Di sisi lain, perkembangan zaman membutuhkan rumah, lahan untuk industri dan kantor. Sedangkan, lahan perkebunan dan pertanian tidak akan bertambah. Semua itu merupakan tantangan bagi hasil perkebunan yang harus diatasi dengan satu satunya cara ialah teknologi.
Demikian disampaikan Wakil Presiden Jusuf Kalla (JK) pada pembukaan World Plantation Conferences and Exhibition (WPLACE) 2017 di Jakarta, Rabu (18/10).
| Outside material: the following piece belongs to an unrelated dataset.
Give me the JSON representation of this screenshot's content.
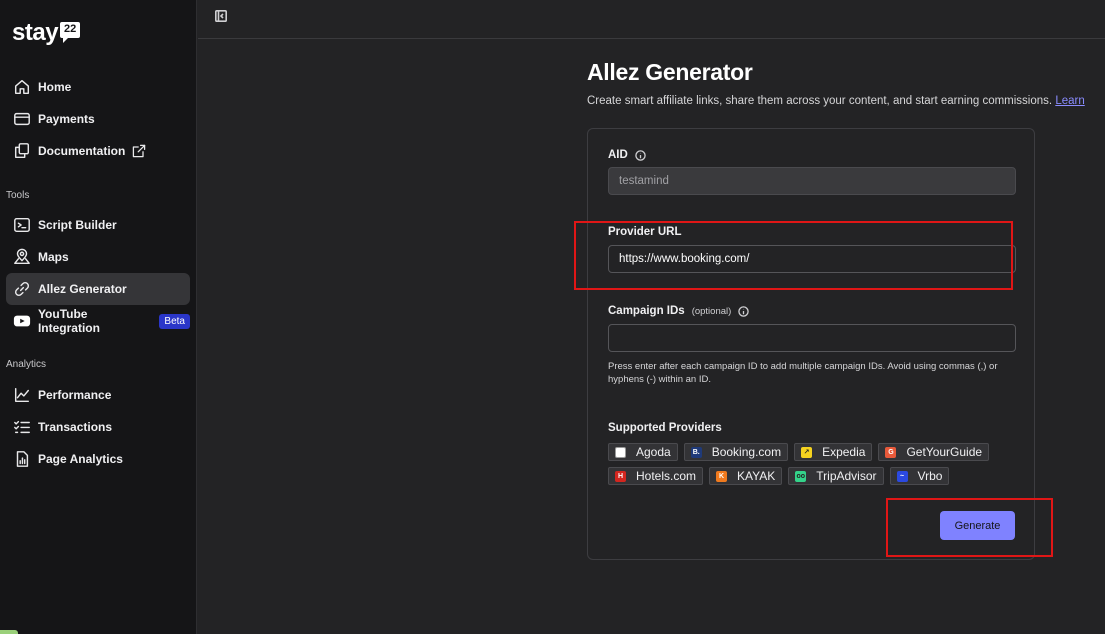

Acara yang diselenggarakan PT Riset Perkebunan Nusantara itu juga dihadiri Menteri Agraria dan Tata Ruang/Kepala Badan Pertanahan Nasional Sofjan Jalil dan sejumlah tokoh perkebunan.
JK mengatakan, Indonesia punya sejarah panjang terkait hasil perkebunan. Belanda dulu datang ke Indonesia untuk mencari pala dan cengkeh. Mereka kemudian membuka perkebunan dan mempekerjakan masyarakat pribumi.
JK menyebutkan, dulu Indonesia dengan bangga mengekspor gula terbesar di dunia. “Kita punya lembaga penelitian gula yang terbaik di dunia, di Pasuruan. Sekarang kita mengimpor gula. Begitu juga yang lain-lain,” katanya.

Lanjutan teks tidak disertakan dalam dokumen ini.